Basic Toys for Blind Preschoolers
People always seem to think that the ideal toy for a blind child is one that talks or plays music. While it is true that such toys are fun and entertaining, it is also true that a blind preschooler needs many other types of toys as well, including those that build manual dexterity, encourage discrimination of shape and size through touch, and allow the child to learn problem-solving skills.
- Measure Up! Cups by Discovery Toys: There are many nesting cups and blocks on the market, but the Measure Up! Cups are terrific. The 12 brightly-colored cups have raised numbers in the bottom from 1 (smallest) to 12 (largest). Fit them inside one another or turn them over and build a tower. A raised ring around the bottom edge of each cup prevents towers from toppling too easily when touched.
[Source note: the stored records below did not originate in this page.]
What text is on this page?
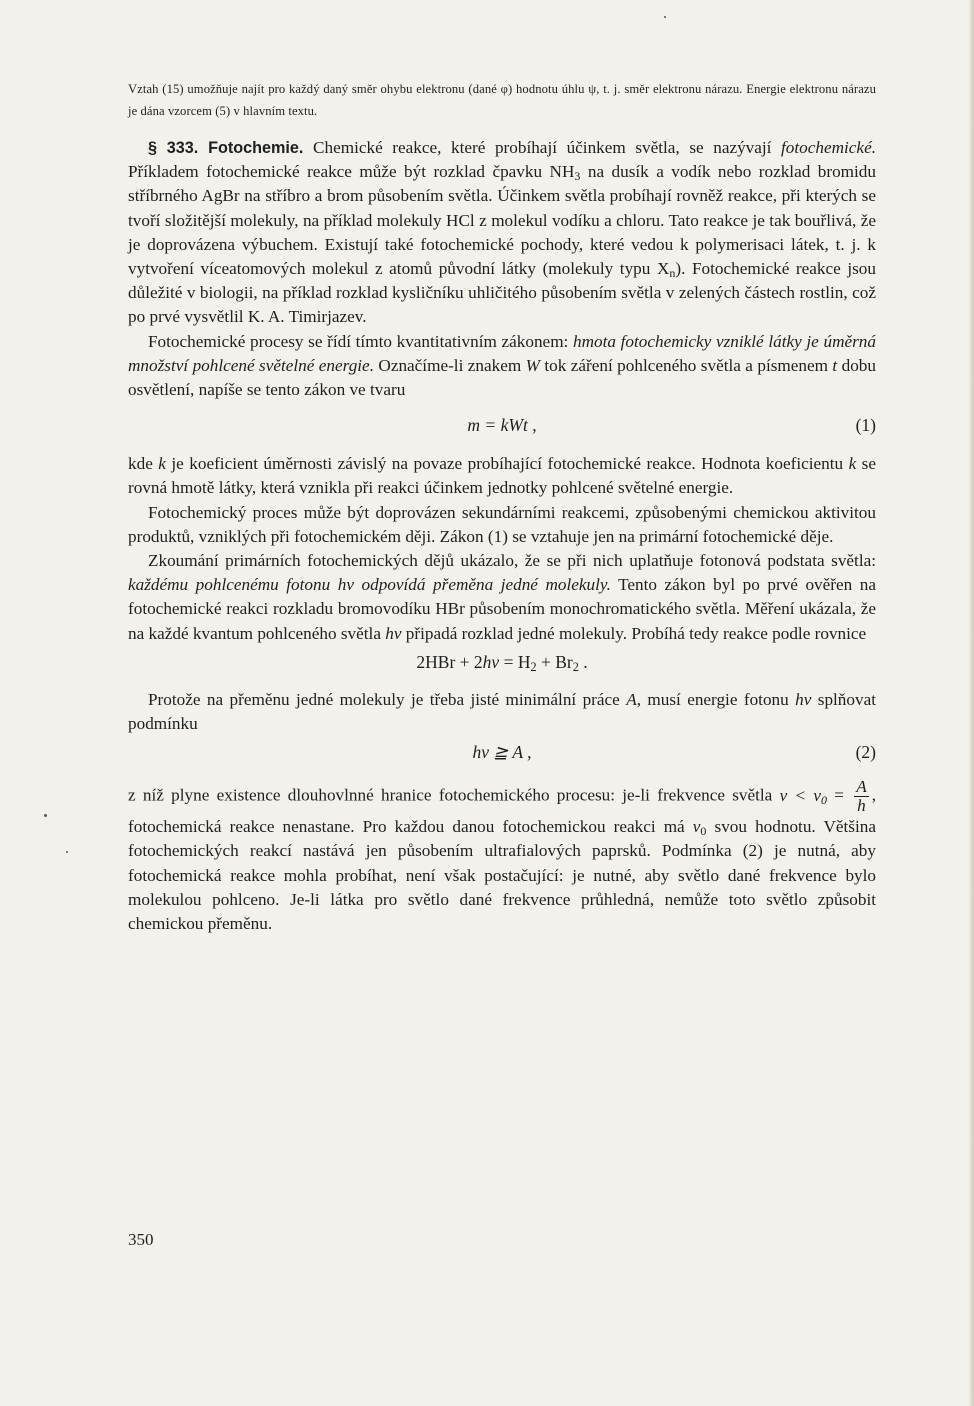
Vztah (15) umožňuje najít pro každý daný směr ohybu elektronu (dané φ) hodnotu úhlu ψ, t. j. směr elektronu nárazu. Energie elektronu nárazu je dána vzorcem (5) v hlavním textu.

§ 333. Fotochemie. Chemické reakce, které probíhají účinkem světla, se nazývají fotochemické. Příkladem fotochemické reakce může být rozklad čpavku $NH_3$ na dusík a vodík nebo rozklad bromidu stříbrného AgBr na stříbro a brom působením světla. Účinkem světla probíhají rovněž reakce, při kterých se tvoří složitější molekuly, na příklad molekuly HCl z molekul vodíku a chloru. Tato reakce je tak bouřlivá, že je doprovázena výbuchem. Existují také fotochemické pochody, které vedou k polymerisaci látek, t. j. k vytvoření víceatomových molekul z atomů původní látky (molekuly typu $X_n$). Fotochemické reakce jsou důležité v biologii, na příklad rozklad kysličníku uhličitého působením světla v zelených částech rostlin, což po prvé vysvětlil K. A. Timirjazev.

Fotochemické procesy se řídí tímto kvantitativním zákonem: hmota fotochemicky vzniklé látky je úměrná množství pohlcené světelné energie. Označíme-li znakem W tok záření pohlceného světla a písmenem t dobu osvětlení, napíše se tento zákon ve tvaru

m = kWt ,	(1)

kde k je koeficient úměrnosti závislý na povaze probíhající fotochemické reakce. Hodnota koeficientu k se rovná hmotě látky, která vznikla při reakci účinkem jednotky pohlcené světelné energie.

Fotochemický proces může být doprovázen sekundárními reakcemi, způsobenými chemickou aktivitou produktů, vzniklých při fotochemickém ději. Zákon (1) se vztahuje jen na primární fotochemické děje.

Zkoumání primárních fotochemických dějů ukázalo, že se při nich uplatňuje fotonová podstata světla: každému pohlcenému fotonu hν odpovídá přeměna jedné molekuly. Tento zákon byl po prvé ověřen na fotochemické reakci rozkladu bromovodíku HBr působením monochromatického světla. Měření ukázala, že na každé kvantum pohlceného světla hν připadá rozklad jedné molekuly. Probíhá tedy reakce podle rovnice

$2HBr + 2h\nu = H_2 + Br_2$ .

Protože na přeměnu jedné molekuly je třeba jisté minimální práce A, musí energie fotonu hν splňovat podmínku

hν ≧ A ,	(2)

z níž plyne existence dlouhovlnné hranice fotochemického procesu: je-li frekvence světla $\nu < \nu_0 = \frac{A}{h}$ , fotochemická reakce nenastane. Pro každou danou fotochemickou reakci má $\nu_0$ svou hodnotu. Většina fotochemických reakcí nastává jen působením ultrafialových paprsků. Podmínka (2) je nutná, aby fotochemická reakce mohla probíhat, není však postačující: je nutné, aby světlo dané frekvence bylo molekulou pohlceno. Je-li látka pro světlo dané frekvence průhledná, nemůže toto světlo způsobit chemickou přeměnu.

350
Use the cups to encourage the blind preschool child to reach, grasp, and build; to explore size; and to solve problems (which cup comes next).
- The Giant Pegboard from Discovery Toys: Even though a blind child may not be able to see the colors of this toy, he or she will have lots of fun putting the pegs in their holes. Pegs are arranged in five rows of five pegs each on a 10-inch square plastic board. Each round peg is easy to grasp, and has a hole in its top so pegs can be stacked. Use this toy to build hand and finger dexterity and problem-solving. Encourage counting and teach spatial relationships such as top, bottom, left and right. Teach basic shapes by placing pegs in a square or rectangle and asking the child to make the same shape. Turn the board over and stretch rubber bands around the raised bumps to make geometric shapes; allow the child to do the same.
- Shape-O Ball from Tupperware: There are many shape sorters on the market, but Tupperware's Shape-O Ball is head and shoulders above the competition. With 10 shapes, each with a raised number, quality construction (smooth edges), and no-spill storage inside the ball, this is the ideal take-along toy. Keep down frustration and build self-confidence by letting the child start out with only 2 or 3 distinct shapes, such at round, star, and triangle. Let him explore the ball and fit the shapes into their spaces. Let him shake the ball with the shapes inside and enjoy the sound and his success. Then help him open the ball, dump out the shapes and do it all again. Add more shapes as he gains skill and confidence. A great toy for building finger dexterity and encouraging exploration of surroundings.
With these three toys, your blind child will have hours and hours of educational play with no batteries needed.